What we have learned from the COVID-19 pandemic and how we maintain the success of the initiatives.
The practice of medicine and the patient experience are the two pivots around which technology must shift in order to integrate healthcare. This is perhaps the most obvious conclusion that can be drawn from the two years the world has lived under the Covid-19 pandemic, the worst health crisis of the century. The various challenges in providing global health can be addressed with digital tools – which will define the future of health.
Data collected in Brazil and the United Kingdom show that the preference for remote service has strengthened in society. According to the British National Health Service (NHS) health system, since the start of the pandemic, 60% of consultations have been conducted by video or other digital formats, and the expectation is that care through these channels will remain at 50%. In Brazil, a survey conducted by the Israelita Albert Einstein Hospital showed a high degree of patient satisfaction with telemedicine and 40% of them seek telemedicine again within 45 days after the first consultation.
This information is contained in the report. UK and Brazil Dialogues on Digital Health: Challenges and Opportunities in Telehealthwhich is a collaboration between the UK’s Department for International Trade and the Instituto Coalizão Saúde do Brasil (Icos), with the aim of placing healthcare in its context and its obstacles today.
In the scenario of an aging population and an increased incidence of chronic diseases (regardless of the risks of future epidemics), it is necessary to break the cycle of people receiving treatment only after they fall ill and go to hospital. The pandemic has highlighted the urgency of changing this mindset. Telecare and self-care have the potential to become popular. With digital health tools, ranging from applications to digital medical records, including AI-powered diagnostic software, etc., healthcare professionals can do more with fewer resources. It allows optimal data collection and analysis, as well as faster and more accurate intervention and decision-making – a win-win situation.
Cost Another key variable: Telehealth reduces waste. By improving logistics and expanding access, savings are a natural and welcome outcome.
In terms of legislation, Brazil has room for progress. In the US, telemedicine rules have been in place since 1996 and in the UK since 1998. Here, it started with a decision made in 2002, which is still in effect. In 2020, with Covid-19, a temporary law appeared. Once the pandemic is over, efforts to reach final regulation may accelerate, as this is an area with great potential for exchanges between the British and Brazilian experience. Having this legal infrastructure, which protects data on patients’ health, will be essential to making progress. The General Personal Data Protection Act (LGPD) is just the beginning.
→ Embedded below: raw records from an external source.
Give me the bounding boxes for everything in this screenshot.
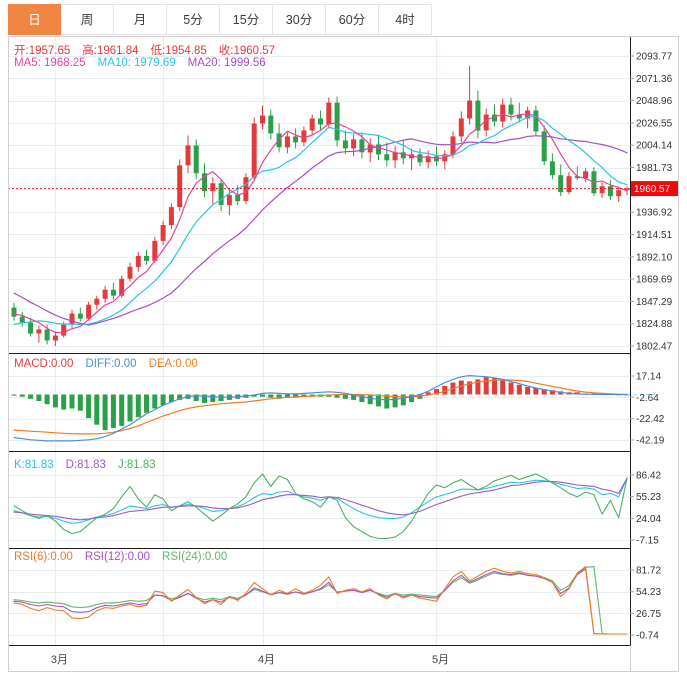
svg-text:1981.73: 1981.73 — [636, 163, 673, 174]
svg-text:1892.10: 1892.10 — [636, 252, 673, 263]
trading-chart-app: { "toolbar": { "tabs": [ {"label": "日", … — [0, 0, 687, 676]
svg-text:2004.14: 2004.14 — [636, 141, 673, 152]
ohlc-legend-item: 收:1960.57 — [218, 45, 276, 57]
svg-text:-2.64: -2.64 — [636, 393, 659, 404]
svg-text:4月: 4月 — [258, 654, 275, 666]
svg-text:-42.19: -42.19 — [636, 436, 665, 447]
y-axis-labels: 2093.77 2071.36 2048.96 2026.55 2004.14 1981.… — [630, 52, 673, 642]
svg-text:54.23: 54.23 — [636, 587, 661, 598]
ohlc-legend-item: 低:1954.85 — [150, 45, 207, 57]
svg-text:1869.69: 1869.69 — [636, 275, 673, 286]
svg-text:1960.57: 1960.57 — [634, 184, 671, 195]
svg-text:86.42: 86.42 — [636, 471, 661, 482]
kdj-legend-item: K:81.83 — [14, 459, 54, 471]
ma-legend-item: MA20: 1999.56 — [187, 57, 266, 69]
candles-layer — [11, 65, 630, 346]
macd-legend: MACD:0.00 DIFF:0.00 DEA:0.00 — [14, 358, 198, 370]
svg-text:24.04: 24.04 — [636, 514, 661, 525]
macd-panel — [11, 375, 656, 442]
svg-text:2026.55: 2026.55 — [636, 118, 673, 129]
svg-text:-7.15: -7.15 — [636, 536, 659, 547]
kdj-legend: K:81.83 D:81.83 J:81.83 — [14, 459, 156, 471]
svg-text:2071.36: 2071.36 — [636, 74, 673, 85]
ohlc-legend-item: 高:1961.84 — [82, 45, 139, 57]
svg-text:1802.47: 1802.47 — [636, 342, 673, 353]
svg-text:-22.42: -22.42 — [636, 414, 665, 425]
svg-text:5月: 5月 — [432, 654, 449, 666]
svg-text:26.75: 26.75 — [636, 609, 661, 620]
svg-text:17.14: 17.14 — [636, 372, 661, 383]
rsi-legend-item: RSI(12):0.00 — [84, 551, 151, 563]
current-price-badge: 1960.57 — [631, 181, 678, 197]
svg-text:2093.77: 2093.77 — [636, 52, 673, 63]
svg-text:55.23: 55.23 — [636, 492, 661, 503]
ma-lines — [13, 113, 628, 334]
kdj-panel — [13, 473, 628, 540]
macd-legend-item: MACD:0.00 — [14, 358, 74, 370]
rsi-legend-item: RSI(6):0.00 — [14, 551, 73, 563]
rsi-legend: RSI(6):0.00 RSI(12):0.00 RSI(24):0.00 — [14, 551, 227, 563]
ma-legend: MA5: 1968.25 MA10: 1979.69 MA20: 1999.56 — [14, 57, 266, 69]
svg-text:2048.96: 2048.96 — [636, 96, 673, 107]
svg-text:1824.88: 1824.88 — [636, 319, 673, 330]
rsi-panel — [13, 566, 628, 635]
ma-legend-item: MA5: 1968.25 — [14, 57, 86, 69]
ohlc-legend: 开:1957.65 高:1961.84 低:1954.85 收:1960.57 — [14, 42, 275, 58]
x-axis-labels: 3月 4月 5月 — [51, 654, 449, 666]
ma-legend-item: MA10: 1979.69 — [97, 57, 176, 69]
kdj-legend-item: D:81.83 — [65, 459, 106, 471]
macd-legend-item: DIFF:0.00 — [85, 358, 137, 370]
svg-text:1847.29: 1847.29 — [636, 297, 673, 308]
svg-text:3月: 3月 — [51, 654, 68, 666]
svg-text:-0.74: -0.74 — [636, 631, 659, 642]
kdj-legend-item: J:81.83 — [117, 459, 156, 471]
rsi-legend-item: RSI(24):0.00 — [162, 551, 228, 563]
svg-text:1914.51: 1914.51 — [636, 230, 673, 241]
macd-legend-item: DEA:0.00 — [148, 358, 198, 370]
ohlc-legend-item: 开:1957.65 — [14, 45, 71, 57]
svg-text:1936.92: 1936.92 — [636, 208, 673, 219]
chart-canvas[interactable]: 2093.77 2071.36 2048.96 2026.55 2004.14 1981.… — [0, 0, 687, 676]
svg-text:81.72: 81.72 — [636, 566, 661, 577]
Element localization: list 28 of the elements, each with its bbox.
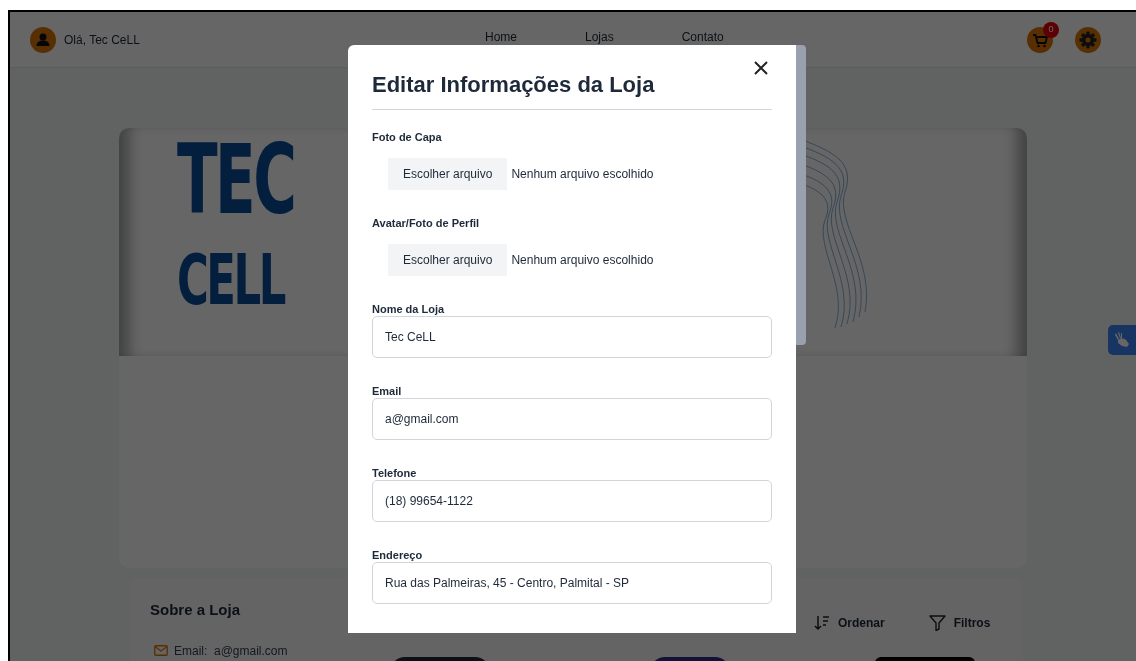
settings-icon[interactable] [1075,26,1101,53]
input-field[interactable]: (18) 99654-1122 [372,480,772,522]
field-label: Nome da Loja [372,302,446,316]
sort-icon [814,615,830,631]
field-label: Avatar/Foto de Perfil [372,216,481,230]
field-label: Telefone [372,466,418,480]
field-label: Foto de Capa [372,130,443,144]
filter-icon [928,615,946,631]
cart-count-badge: 0 [1043,21,1059,38]
mail-icon [154,645,168,656]
user-avatar-icon[interactable] [30,26,56,53]
field-label: Email [372,384,403,398]
choose-file-button[interactable]: Escolher arquivo [388,158,508,190]
store-logo: TEC CELL [177,130,295,320]
greeting-text: Olá, Tec CeLL [64,31,140,49]
section-title: Sobre a Loja [150,600,242,620]
accessibility-button[interactable] [1108,325,1136,355]
field-label: Endereço [372,548,424,562]
close-icon [754,61,768,75]
file-status-text: Nenhum arquivo escolhido [511,252,654,269]
input-field[interactable]: Tec CeLL [372,316,772,358]
dialog-title: Editar Informações da Loja [372,71,655,99]
file-status-text: Nenhum arquivo escolhido [511,166,654,183]
choose-file-button[interactable]: Escolher arquivo [388,244,508,276]
input-field[interactable]: Rua das Palmeiras, 45 - Centro, Palmital - SP [372,562,772,604]
email-text: Email: a@gmail.com [174,642,288,660]
dialog-scrollbar[interactable] [796,45,806,345]
input-field[interactable]: a@gmail.com [372,398,772,440]
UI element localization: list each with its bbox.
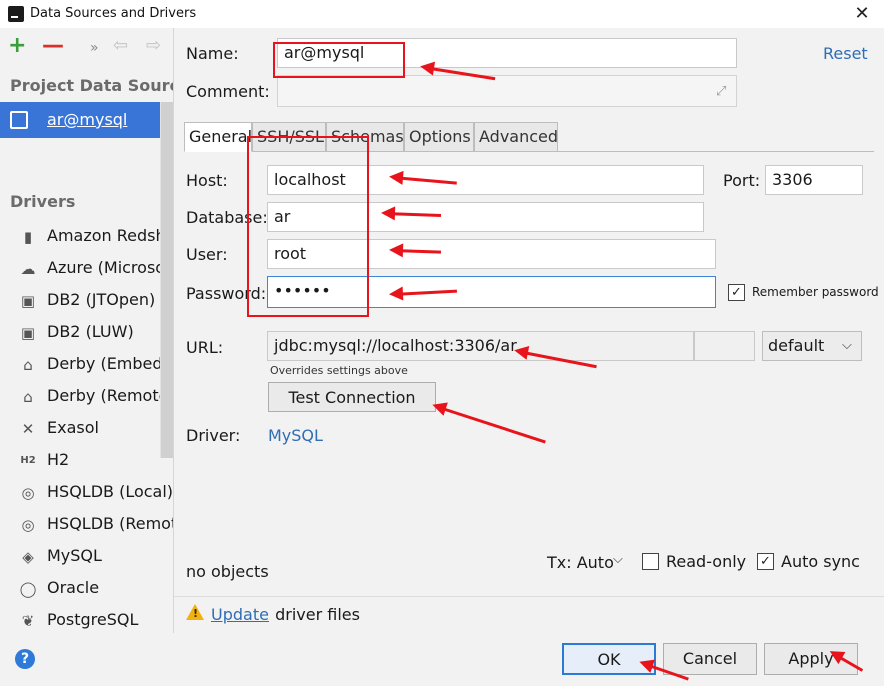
- url-extra-field[interactable]: [694, 331, 755, 361]
- driver-label: H2: [47, 450, 70, 469]
- readonly-label: Read-only: [666, 552, 747, 571]
- driver-label: MySQL: [47, 546, 102, 565]
- driver-list-item[interactable]: ◯ Oracle: [0, 573, 173, 605]
- driver-list-item[interactable]: ◎ HSQLDB (Remote: [0, 509, 174, 541]
- mysql-icon: ◈: [22, 548, 34, 566]
- derby-hat-icon: ⌂: [23, 388, 33, 406]
- app-logo-icon: [8, 6, 24, 22]
- test-connection-button[interactable]: Test Connection: [268, 382, 436, 412]
- driver-label: Azure (Microsoft: [47, 258, 174, 277]
- annotation-box-connection: [247, 136, 369, 317]
- azure-cloud-icon: ☁: [20, 260, 36, 278]
- derby-hat-icon: ⌂: [23, 356, 33, 374]
- sidebar: + — » ⇦ ⇨ Project Data Sources ar@mysql …: [0, 28, 174, 633]
- name-label: Name:: [186, 44, 239, 63]
- hsqldb-icon: ◎: [21, 484, 35, 502]
- driver-list-item[interactable]: ✕ Exasol: [0, 413, 173, 445]
- driver-label: Derby (Remote): [47, 386, 174, 405]
- cancel-button[interactable]: Cancel: [663, 643, 757, 675]
- driver-link[interactable]: MySQL: [268, 426, 323, 445]
- sidebar-scrollbar-thumb[interactable]: [161, 102, 173, 458]
- driver-label: DB2 (LUW): [47, 322, 134, 341]
- driver-label: PostgreSQL: [47, 610, 139, 629]
- db2-icon: ▣: [20, 292, 36, 310]
- h2-icon: H2: [20, 455, 36, 466]
- divider: [174, 596, 884, 597]
- help-icon[interactable]: ?: [15, 649, 35, 669]
- tab-advanced[interactable]: Advanced: [474, 122, 558, 152]
- driver-list-item[interactable]: ▣ DB2 (LUW): [0, 317, 173, 349]
- oracle-icon: ◯: [19, 580, 37, 598]
- tx-mode-dropdown[interactable]: Tx: Auto: [547, 553, 614, 572]
- driver-list-item[interactable]: ⌂ Derby (Embedde: [0, 349, 174, 381]
- close-icon[interactable]: ✕: [850, 2, 874, 26]
- remember-password-label: Remember password: [752, 285, 879, 299]
- url-label: URL:: [186, 338, 224, 357]
- tab-general[interactable]: General: [184, 122, 252, 152]
- chevron-down-icon[interactable]: ⌵: [842, 331, 852, 361]
- readonly-checkbox[interactable]: [642, 553, 659, 570]
- driver-list-item[interactable]: ◎ HSQLDB (Local): [0, 477, 174, 509]
- url-hint: Overrides settings above: [270, 364, 408, 377]
- driver-list-item[interactable]: ▣ DB2 (JTOpen): [0, 285, 173, 317]
- driver-label: Amazon Redshift: [47, 226, 174, 245]
- exasol-icon: ✕: [21, 420, 35, 438]
- db2-icon: ▣: [20, 324, 36, 342]
- tx-chevron-down-icon[interactable]: ⌵: [613, 552, 623, 567]
- driver-list-item[interactable]: H2 H2: [0, 445, 173, 477]
- driver-label: Oracle: [47, 578, 100, 597]
- update-driver-text: driver files: [270, 605, 360, 624]
- driver-label: DB2 (JTOpen): [47, 290, 156, 309]
- autosync-checkbox[interactable]: ✓: [757, 553, 774, 570]
- driver-list-item[interactable]: ▮ Amazon Redshift: [0, 221, 174, 253]
- driver-list: ▮ Amazon Redshift ☁ Azure (Microsoft ▣ DB2 (J…: [0, 28, 174, 633]
- reset-link[interactable]: Reset: [823, 44, 868, 63]
- warning-mark: !: [193, 607, 199, 620]
- port-input[interactable]: 3306: [765, 165, 863, 195]
- autosync-label: Auto sync: [781, 552, 860, 571]
- annotation-box-name: [273, 42, 405, 78]
- comment-input[interactable]: [277, 75, 737, 107]
- tab-options[interactable]: Options: [404, 122, 474, 152]
- driver-label: HSQLDB (Local): [47, 482, 174, 501]
- driver-label: Exasol: [47, 418, 99, 437]
- driver-label: Derby (Embedde: [47, 354, 174, 373]
- driver-list-item[interactable]: ⌂ Derby (Remote): [0, 381, 174, 413]
- postgresql-icon: ❦: [21, 612, 35, 630]
- user-label: User:: [186, 245, 228, 264]
- port-label: Port:: [723, 171, 761, 190]
- comment-label: Comment:: [186, 82, 270, 101]
- redshift-icon: ▮: [23, 228, 33, 246]
- hsqldb-icon: ◎: [21, 516, 35, 534]
- driver-label: HSQLDB (Remote: [47, 514, 174, 533]
- window-title: Data Sources and Drivers: [30, 6, 197, 21]
- update-link[interactable]: Update: [211, 605, 269, 624]
- remember-password-checkbox[interactable]: ✓: [728, 284, 745, 301]
- objects-status: no objects: [186, 562, 269, 581]
- driver-list-item[interactable]: ❦ PostgreSQL: [0, 605, 173, 633]
- driver-label: Driver:: [186, 426, 241, 445]
- driver-list-item[interactable]: ◈ MySQL: [0, 541, 173, 573]
- url-input[interactable]: jdbc:mysql://localhost:3306/ar: [267, 331, 694, 361]
- host-label: Host:: [186, 171, 228, 190]
- expand-icon[interactable]: ⤢: [716, 84, 726, 99]
- driver-list-item[interactable]: ☁ Azure (Microsoft: [0, 253, 174, 285]
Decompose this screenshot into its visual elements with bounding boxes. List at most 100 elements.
It is essential to resolve legal issues related to data access with legal certainty – both for those who provide the information and those who have access to it. In addition, there is still resistance to this information sharing. Using the cloud as a unified source of information to operate the National Health Data Network (RNDS) will be an essential task with long-term impact – and this will require investments in basic research and technological innovation.
There is also a need to train staff to take advantage of the new capabilities. Medical and health schools in general will need to incorporate knowledge that is now part of training in specific areas of computer science and engineering – something that is already happening in some educational institutions. Another challenge: inclusion. Although 82% of Brazilian households have access to the Internet, according to the Brazilian Institute of Geography and Statistics (IBGE), a joint effort from various areas of government, civil society organizations and private agents will be necessary to improve infrastructure and communication, as well as to educate the population using tools Digital Health.
Several initiatives have been successful throughout the pandemic, both in Brazil and the UK – such as Total Triage (NHS), Teledermatology Center (Israelita Albert Einstein Hospital) and TeleUTI (Hospital das Clínicas da Faculdade de Medicina da Universidade de São Paulo). Paul), to name a few. Its continued operation and expansion to all health systems, public and private, will require commitment not only by health professionals, but also by users. In this scenario, UK-Brazil collaboration is a healthy exchange of experiences and knowledge, and the discussions raised are the basis for innovative solutions in order to make health and technology increasingly integrated.
Claudio Lautenberg is President of the Coliseum Side Institute (ICOS) and Jonathan Nott, British Consul General in São Paulo.